Stewart L. McDowell is a partner in the San Francisco office of Gibson, Dunn & Crutcher. She is a member of the firm’s Corporate Transactions Practice Group, Co-Chair of the Capital Markets Practice Group and is a member of the Steering Committee of the Securities Regulation and Corporate Governance Practice Group.
Ms. McDowell’s practice involves the representation of business organizations as to capital markets transactions, mergers and acquisitions, SEC reporting, corporate governance and general corporate matters. She has significant experience representing both underwriters and issuers in a broad range of both debt and equity securities offerings. She also represents both buyers and sellers in connection with U.S. and cross-border mergers, acquisitions and strategic investments.
Ms. McDowell received her law degree from the University of Virginia School of Law in 1995 and her Bachelor of Arts degree from Princeton University in 1991.
The Recorder has named Ms. McDowell as a “Women Leader in Tech Law” for the last three years. She is ranked by Chambers USA for Capital Markets: Debt & Equity (California). She was also named a “Top Woman Lawyer” by the Daily Journal in 2017. Ms. McDowell is a member of the California State Bar and the New York Bar Association.
Representative Public and 144A Offerings
- T-Mobile-Stock Up – customer stock rewards program and over $10 billion in note offerings.
- The Rubicon Project – initial public offering.
- YuMe – representation of Citigroup Global Markets and Deutsche Bank Securities in initial public offering.
- Marin Software – representation of Goldman Sachs and Deutsche Bank Securities in initial public offering.
- Xoom – representation of Barclays and Needham in initial public offering.
- Restoration Hardware – initial public offering.
- RPX Corporation – representation of Goldman Sachs and Barclays in initial public offering
- Accuray Incorporated – two 144A convertible note offerings.
- Amazon.com, Inc. – registered convertible note offering.
- Ancestry.com, Inc. – initial public offering.
- Cadence Design Systems, Inc. – three 144A convertible note offerings.
- Xilinx, Inc. – two senior note offering and two 144A convertible note offerings.
- Financial Engines – representation of Goldman Sachs in initial public offering.
- Thoratec Corporation – 144A offering of convertible notes.
- Lazard – representation of Lazard as placement agent in more than 15 convertible note exchange offers.
- Wells Fargo & Company – representation of underwriters in over 40 global notes offerings, medium-term note programs, bank note programs and trust preferred and enhanced trust preferred securities offerings; representation of underwriters in common stock offering and Treasury warrant auction.
Representative Mergers and Acquisitions
- St. Jude Medical, Inc. – $25 billion sale of St. Jude Medical to Abbott Laboratories. Cash and stock acquisitions of public companies AGA Medical and E.P. Medsystems and staged acquisitions of Nanostim and CardioMems.
- Conversant, Inc. – $2.3 billion sale of Conversant to Alliance Data Systems. Sale of division to IAC/Interactive Corp., cash and stock acquisition of Dotomi, Inc., Commission Junction and WebClients. Cash acquisitions of SET Media, Greystripe and Investopedia.
- Cadence Design Systems, Inc. – cash merger acquisitions of public companies Verisity Ltd., a Nasdaq listed Israeli company and Simplex Solutions, Inc. Cash merger acquisitions of Denali Software, Cosmic Circuits, Altos Design Automation, Azuro, Inc., Taray, Neolinear, Celestry Design Technologies, Verplex Systems, and Taray. Asset acquisitions of two business groups from IBM.
- Marvell Technology Group – sale of two divisions.
- Intuit, Inc. – cash acquisitions of Docstoc and Good April.
- China Network Systems – sale of shares of Taiwanese cable system to MBK Partners.

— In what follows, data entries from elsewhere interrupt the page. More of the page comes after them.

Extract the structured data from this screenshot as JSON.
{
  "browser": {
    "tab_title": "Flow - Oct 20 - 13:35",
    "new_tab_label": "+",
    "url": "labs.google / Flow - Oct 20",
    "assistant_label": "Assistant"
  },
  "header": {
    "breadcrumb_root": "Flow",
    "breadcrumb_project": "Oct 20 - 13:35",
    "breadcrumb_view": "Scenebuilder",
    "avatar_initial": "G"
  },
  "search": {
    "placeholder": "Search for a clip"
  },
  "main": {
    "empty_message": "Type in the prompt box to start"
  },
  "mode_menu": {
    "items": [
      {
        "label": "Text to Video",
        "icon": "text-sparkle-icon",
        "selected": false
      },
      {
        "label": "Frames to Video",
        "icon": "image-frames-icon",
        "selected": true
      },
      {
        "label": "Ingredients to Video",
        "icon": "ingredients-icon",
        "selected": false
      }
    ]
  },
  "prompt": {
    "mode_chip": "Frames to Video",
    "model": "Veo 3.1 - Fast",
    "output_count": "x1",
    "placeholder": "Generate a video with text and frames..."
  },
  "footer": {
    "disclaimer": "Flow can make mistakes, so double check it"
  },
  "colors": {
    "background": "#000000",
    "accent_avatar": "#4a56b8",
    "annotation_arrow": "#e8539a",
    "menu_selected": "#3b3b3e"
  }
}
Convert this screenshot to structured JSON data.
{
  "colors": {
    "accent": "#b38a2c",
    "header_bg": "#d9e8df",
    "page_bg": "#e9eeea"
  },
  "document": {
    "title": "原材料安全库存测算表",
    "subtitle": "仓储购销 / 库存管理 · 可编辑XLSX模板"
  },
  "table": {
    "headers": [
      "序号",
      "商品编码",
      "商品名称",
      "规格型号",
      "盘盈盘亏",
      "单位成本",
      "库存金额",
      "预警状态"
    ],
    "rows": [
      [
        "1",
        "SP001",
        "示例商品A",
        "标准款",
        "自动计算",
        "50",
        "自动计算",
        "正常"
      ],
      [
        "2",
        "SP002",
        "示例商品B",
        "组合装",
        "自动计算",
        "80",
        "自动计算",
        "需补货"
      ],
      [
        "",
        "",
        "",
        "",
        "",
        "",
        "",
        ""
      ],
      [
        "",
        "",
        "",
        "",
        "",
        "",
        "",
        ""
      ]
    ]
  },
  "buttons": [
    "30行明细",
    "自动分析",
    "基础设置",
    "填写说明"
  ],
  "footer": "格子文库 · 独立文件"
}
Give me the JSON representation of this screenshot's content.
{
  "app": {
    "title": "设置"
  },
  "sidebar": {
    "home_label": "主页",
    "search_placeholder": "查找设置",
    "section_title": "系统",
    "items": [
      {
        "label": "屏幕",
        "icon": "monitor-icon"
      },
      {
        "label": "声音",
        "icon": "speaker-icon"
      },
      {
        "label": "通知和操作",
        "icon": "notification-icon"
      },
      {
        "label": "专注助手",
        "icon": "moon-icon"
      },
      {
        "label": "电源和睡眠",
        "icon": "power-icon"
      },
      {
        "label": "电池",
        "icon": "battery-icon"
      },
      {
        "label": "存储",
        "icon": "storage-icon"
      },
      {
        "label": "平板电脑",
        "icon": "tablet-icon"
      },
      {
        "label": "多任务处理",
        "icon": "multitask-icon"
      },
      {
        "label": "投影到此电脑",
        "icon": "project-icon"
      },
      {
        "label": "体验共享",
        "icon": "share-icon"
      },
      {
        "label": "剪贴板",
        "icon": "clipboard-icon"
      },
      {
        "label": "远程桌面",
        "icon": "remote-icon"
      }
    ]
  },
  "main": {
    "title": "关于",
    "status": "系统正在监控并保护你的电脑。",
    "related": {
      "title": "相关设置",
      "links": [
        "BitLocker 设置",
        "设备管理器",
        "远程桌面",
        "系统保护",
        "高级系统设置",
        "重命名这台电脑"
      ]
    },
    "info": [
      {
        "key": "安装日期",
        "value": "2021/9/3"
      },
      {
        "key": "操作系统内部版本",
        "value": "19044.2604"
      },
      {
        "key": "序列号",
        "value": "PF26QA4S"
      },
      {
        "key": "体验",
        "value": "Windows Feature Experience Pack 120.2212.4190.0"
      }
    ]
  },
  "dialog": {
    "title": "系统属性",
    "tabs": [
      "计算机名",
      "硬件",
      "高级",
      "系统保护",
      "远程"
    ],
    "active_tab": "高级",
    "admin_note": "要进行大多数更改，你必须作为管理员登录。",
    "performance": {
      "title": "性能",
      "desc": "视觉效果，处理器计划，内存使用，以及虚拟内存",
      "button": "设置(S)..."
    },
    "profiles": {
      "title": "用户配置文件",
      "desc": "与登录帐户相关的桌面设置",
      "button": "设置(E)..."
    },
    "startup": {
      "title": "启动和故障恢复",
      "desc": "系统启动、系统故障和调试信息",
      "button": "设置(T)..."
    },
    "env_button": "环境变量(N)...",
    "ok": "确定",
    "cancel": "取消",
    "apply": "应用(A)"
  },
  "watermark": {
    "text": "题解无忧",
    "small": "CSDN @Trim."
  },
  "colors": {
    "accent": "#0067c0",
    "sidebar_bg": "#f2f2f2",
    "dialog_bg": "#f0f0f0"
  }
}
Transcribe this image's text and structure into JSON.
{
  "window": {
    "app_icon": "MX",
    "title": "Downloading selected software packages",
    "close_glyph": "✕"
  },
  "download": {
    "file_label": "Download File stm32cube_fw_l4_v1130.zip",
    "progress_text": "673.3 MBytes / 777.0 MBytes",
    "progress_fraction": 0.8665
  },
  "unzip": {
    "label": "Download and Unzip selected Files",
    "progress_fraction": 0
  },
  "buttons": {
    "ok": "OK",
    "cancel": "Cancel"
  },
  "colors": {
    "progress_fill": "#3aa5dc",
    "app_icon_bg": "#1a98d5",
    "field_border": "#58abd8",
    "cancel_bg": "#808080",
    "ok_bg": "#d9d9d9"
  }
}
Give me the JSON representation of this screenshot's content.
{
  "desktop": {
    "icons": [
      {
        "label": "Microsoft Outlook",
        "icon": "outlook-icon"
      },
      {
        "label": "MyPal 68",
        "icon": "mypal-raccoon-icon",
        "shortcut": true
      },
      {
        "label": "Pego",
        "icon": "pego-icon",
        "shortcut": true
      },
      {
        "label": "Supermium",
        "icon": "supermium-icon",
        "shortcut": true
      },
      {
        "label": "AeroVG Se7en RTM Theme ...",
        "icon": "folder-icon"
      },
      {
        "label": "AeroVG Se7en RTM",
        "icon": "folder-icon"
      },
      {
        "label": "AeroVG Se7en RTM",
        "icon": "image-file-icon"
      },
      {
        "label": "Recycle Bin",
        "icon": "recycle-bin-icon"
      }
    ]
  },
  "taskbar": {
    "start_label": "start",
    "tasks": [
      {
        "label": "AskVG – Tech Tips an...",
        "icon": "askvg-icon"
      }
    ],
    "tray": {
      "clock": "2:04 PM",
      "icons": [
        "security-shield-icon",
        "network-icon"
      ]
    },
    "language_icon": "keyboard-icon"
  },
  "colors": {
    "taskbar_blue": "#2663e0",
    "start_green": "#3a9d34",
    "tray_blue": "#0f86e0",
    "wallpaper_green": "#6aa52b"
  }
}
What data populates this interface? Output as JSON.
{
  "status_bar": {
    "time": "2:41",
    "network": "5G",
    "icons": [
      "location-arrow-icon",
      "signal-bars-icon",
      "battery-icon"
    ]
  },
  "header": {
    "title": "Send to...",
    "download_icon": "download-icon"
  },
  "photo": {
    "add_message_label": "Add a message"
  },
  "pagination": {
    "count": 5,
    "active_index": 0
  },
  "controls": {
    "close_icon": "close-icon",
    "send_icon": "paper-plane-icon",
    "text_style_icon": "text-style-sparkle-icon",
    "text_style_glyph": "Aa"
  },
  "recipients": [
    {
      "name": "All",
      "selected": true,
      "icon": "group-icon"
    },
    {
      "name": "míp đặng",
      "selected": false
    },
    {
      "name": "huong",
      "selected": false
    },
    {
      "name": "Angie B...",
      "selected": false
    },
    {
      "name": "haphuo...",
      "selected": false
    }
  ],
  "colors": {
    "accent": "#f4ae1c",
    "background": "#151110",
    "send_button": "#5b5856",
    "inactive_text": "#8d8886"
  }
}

- Wyse Technology, Inc. – representation of the principal shareholders of Wyse Technology in connection with sale to Dell Corporation. Representation of principal shareholders in prior investment by Garnett & Helfrich Capital, L.P. and subsequent recapitalization.
- Serena Software, Inc. – simultaneous US/UK cash and share offer for UK-based Merant plc. Cash merger acquisitions of Pacific Edge Software, Data Scientific Corporation and Apptero, Inc. Representation of founder and management in going-private transaction with Silver Lake Partners.